English-Spanish entrepreneur

Charles Pickman Jones, 1st Marquess of Pickman (Hispanicized as Carlos Pickman; 4 March 1808 – 4 June 1883) was an English-Spanish entrepreneur. He founded a ceramics factory in the old Monastery of the Cartuja (Charterhouse) in Seville.

==Biography==
He was the son of a respected English merchant, Richard Pickman. Richard was born in Wallingford in 1763 and died in 1838 in Liverpool. He traded glassware and ceramics from Staffordshire, the seat of England's pottery industry, and had commercial headquarters in the port cities of London and Liverpool. He married Susannah Jones, who was from Farmborg Hall, London.

His son, William Pickman Hicks, moved to Cádiz in 1810 to trade with these products in the city but died in 1822 without having much success. In 1822 William's half-brother, Charles Pickman, moved to Seville to continue with the business. He partnered with the widow of William and opened his shop in "calle Gallegos". Charles married William's daughter, Maria Josefa Pickman y Martinez de la Vega. He started a project in 1837 with his brother-in-law, Guillermo Aponte y Martinez de la Vega, to found a ceramics factory.

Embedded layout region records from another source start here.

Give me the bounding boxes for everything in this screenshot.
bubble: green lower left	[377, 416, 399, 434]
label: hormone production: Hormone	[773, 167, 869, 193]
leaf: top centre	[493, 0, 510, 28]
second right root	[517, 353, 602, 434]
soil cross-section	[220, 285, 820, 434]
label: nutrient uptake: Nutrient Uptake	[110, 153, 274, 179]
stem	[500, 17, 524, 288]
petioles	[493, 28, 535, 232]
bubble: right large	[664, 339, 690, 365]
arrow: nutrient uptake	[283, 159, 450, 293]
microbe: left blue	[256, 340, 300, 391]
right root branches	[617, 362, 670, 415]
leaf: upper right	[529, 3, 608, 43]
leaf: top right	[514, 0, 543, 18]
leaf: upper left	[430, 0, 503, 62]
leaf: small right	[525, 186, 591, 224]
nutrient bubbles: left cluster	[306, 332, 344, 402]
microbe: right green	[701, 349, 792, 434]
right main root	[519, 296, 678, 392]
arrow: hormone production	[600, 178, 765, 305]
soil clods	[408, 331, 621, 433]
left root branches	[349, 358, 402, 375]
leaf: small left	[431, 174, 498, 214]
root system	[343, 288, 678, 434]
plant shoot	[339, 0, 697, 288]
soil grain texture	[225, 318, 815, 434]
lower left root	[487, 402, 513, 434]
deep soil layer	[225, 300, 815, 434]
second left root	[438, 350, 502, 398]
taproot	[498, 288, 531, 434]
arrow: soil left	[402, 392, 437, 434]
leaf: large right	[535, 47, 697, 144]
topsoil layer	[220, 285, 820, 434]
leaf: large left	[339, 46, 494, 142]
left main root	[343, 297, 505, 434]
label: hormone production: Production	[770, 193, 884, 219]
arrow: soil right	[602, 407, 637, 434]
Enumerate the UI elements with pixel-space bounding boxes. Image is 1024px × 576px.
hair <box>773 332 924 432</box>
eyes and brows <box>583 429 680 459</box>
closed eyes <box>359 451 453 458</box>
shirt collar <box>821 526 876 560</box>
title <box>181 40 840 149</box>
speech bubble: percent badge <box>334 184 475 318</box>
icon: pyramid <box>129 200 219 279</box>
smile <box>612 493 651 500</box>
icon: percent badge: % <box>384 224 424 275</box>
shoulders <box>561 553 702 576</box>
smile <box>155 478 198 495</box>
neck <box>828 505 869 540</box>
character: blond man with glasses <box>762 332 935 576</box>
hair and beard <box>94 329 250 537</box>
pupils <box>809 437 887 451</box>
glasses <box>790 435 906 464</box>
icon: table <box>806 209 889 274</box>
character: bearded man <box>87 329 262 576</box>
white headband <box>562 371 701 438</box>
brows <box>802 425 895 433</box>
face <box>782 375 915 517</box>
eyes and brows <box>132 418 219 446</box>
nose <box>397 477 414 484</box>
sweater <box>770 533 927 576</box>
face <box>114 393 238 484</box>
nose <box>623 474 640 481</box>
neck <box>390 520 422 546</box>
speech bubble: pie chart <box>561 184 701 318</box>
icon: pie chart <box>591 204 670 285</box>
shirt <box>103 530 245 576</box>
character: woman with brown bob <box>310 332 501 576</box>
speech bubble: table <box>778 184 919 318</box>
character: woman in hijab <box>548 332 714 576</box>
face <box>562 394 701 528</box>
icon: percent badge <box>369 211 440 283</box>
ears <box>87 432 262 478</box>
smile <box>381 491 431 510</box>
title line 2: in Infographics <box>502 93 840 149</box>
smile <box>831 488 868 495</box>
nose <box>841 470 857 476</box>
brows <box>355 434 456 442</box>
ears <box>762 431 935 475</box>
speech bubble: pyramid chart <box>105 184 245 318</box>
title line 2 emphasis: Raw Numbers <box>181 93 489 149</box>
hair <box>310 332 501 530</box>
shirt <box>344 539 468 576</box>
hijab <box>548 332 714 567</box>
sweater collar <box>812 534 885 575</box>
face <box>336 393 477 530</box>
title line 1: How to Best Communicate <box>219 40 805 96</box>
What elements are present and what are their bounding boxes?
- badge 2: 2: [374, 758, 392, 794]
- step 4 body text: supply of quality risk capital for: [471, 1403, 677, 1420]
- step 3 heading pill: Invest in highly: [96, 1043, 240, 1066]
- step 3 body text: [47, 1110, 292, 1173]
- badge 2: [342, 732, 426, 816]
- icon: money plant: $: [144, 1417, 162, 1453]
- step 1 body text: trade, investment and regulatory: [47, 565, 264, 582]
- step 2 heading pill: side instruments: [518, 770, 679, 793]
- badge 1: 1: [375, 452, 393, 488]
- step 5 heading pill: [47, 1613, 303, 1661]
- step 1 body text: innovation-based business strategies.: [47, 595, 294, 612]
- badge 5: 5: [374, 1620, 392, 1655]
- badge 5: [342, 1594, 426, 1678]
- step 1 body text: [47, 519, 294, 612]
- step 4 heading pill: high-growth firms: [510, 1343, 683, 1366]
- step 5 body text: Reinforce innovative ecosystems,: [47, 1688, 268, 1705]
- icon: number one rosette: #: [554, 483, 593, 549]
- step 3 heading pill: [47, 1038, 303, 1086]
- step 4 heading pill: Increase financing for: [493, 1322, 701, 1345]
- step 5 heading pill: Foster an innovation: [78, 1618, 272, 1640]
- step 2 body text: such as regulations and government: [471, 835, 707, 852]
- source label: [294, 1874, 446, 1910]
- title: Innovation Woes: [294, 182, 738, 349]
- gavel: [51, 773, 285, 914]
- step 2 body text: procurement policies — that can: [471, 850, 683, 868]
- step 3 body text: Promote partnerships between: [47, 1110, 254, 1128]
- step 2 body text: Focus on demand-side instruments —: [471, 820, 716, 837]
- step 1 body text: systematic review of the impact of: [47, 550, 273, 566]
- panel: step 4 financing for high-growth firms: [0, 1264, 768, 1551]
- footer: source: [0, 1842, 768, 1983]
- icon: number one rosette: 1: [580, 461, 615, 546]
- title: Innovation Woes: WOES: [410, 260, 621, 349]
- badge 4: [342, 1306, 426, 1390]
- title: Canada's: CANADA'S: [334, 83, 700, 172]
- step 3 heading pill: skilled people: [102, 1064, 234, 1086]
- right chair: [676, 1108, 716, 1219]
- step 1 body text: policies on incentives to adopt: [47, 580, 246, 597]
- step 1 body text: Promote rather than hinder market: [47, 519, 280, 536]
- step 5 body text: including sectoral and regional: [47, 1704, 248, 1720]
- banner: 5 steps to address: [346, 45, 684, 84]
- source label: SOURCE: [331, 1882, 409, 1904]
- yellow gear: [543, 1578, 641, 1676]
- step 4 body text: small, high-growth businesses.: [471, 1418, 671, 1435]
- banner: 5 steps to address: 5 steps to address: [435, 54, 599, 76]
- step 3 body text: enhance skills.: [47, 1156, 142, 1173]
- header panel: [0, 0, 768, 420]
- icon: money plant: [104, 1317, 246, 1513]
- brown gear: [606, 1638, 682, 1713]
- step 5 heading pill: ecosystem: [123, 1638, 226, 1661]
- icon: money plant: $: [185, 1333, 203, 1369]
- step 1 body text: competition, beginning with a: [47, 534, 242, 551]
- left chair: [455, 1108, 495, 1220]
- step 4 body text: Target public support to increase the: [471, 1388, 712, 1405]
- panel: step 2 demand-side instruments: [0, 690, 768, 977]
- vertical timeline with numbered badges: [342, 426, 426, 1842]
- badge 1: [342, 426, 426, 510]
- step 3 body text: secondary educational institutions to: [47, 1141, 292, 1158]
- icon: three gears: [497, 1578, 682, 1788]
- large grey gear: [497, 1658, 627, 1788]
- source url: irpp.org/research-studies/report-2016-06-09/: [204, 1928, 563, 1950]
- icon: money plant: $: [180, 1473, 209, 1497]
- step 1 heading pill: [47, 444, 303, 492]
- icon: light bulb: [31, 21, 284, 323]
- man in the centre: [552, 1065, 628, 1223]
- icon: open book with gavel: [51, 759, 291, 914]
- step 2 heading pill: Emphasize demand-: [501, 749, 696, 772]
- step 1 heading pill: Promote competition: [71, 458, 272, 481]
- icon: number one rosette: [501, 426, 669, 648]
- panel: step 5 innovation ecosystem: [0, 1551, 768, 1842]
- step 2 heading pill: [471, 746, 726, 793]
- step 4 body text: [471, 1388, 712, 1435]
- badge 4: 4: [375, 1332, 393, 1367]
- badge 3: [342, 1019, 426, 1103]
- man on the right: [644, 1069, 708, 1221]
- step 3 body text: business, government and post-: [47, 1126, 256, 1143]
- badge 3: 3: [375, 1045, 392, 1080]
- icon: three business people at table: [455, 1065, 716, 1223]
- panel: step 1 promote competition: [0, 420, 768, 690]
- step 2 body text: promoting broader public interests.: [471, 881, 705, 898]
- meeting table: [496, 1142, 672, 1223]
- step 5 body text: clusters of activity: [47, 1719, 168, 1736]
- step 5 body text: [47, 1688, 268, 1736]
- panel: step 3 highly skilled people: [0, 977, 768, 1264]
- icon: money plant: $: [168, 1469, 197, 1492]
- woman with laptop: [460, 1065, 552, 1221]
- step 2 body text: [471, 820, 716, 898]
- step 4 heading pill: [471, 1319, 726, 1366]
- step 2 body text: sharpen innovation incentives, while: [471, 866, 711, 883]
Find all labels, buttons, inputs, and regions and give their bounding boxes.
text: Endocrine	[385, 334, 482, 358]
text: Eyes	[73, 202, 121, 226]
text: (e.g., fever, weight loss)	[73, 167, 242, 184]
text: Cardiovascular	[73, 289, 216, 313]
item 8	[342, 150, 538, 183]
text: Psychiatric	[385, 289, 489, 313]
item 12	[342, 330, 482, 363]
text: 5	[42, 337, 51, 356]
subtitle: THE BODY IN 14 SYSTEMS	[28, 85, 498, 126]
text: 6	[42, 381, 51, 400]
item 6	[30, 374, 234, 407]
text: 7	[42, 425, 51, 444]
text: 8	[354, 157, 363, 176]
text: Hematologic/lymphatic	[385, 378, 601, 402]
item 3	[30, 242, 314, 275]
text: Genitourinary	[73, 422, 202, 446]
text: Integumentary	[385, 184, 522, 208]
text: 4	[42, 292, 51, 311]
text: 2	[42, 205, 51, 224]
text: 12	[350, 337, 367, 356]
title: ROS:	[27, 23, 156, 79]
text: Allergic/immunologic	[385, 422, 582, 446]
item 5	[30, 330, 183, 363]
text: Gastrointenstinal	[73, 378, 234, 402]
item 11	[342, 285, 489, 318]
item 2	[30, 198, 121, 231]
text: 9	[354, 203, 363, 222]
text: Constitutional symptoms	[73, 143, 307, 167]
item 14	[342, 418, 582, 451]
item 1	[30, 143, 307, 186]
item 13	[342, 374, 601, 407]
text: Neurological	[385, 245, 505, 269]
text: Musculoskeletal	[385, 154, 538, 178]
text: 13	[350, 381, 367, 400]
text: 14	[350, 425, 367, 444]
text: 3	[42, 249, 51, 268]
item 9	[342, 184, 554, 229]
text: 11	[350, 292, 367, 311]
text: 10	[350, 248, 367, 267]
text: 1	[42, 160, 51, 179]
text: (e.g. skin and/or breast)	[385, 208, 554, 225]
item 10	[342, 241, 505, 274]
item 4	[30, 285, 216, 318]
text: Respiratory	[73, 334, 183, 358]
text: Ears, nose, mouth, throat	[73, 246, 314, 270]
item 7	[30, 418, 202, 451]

After the ecclesiastical confiscations of Mendizabal, he leased the Carthusian Monastery of Santa Maria de las Cuevas (which was empty) with the intention of starting his ceramics manufacturing business just as his father had done in England. The brand of ceramics Pickman took its name from Charles's last name and the name of the monastery: la Cartuja de Sevilla-Pickman.

The business flourished, and the ceramics factory became one of the most well known in Europe. He also managed to trade with countries in Latin America.

Thanks to his social and commercial relations, he came to be elected Royal Commissioner of Agriculture, Industry, and Commerce in the province of Seville and Vice President of the National Agricultural Academy, Manufacturing, and Commerce of Paris.

In 1871, King Amadeo I of Spain chose Pickman's factory as the supplier to the Royal House. In February 1873, during the reign of that monarch, he received the noble title of Marquess of Pickman for his entrepreneurial activity.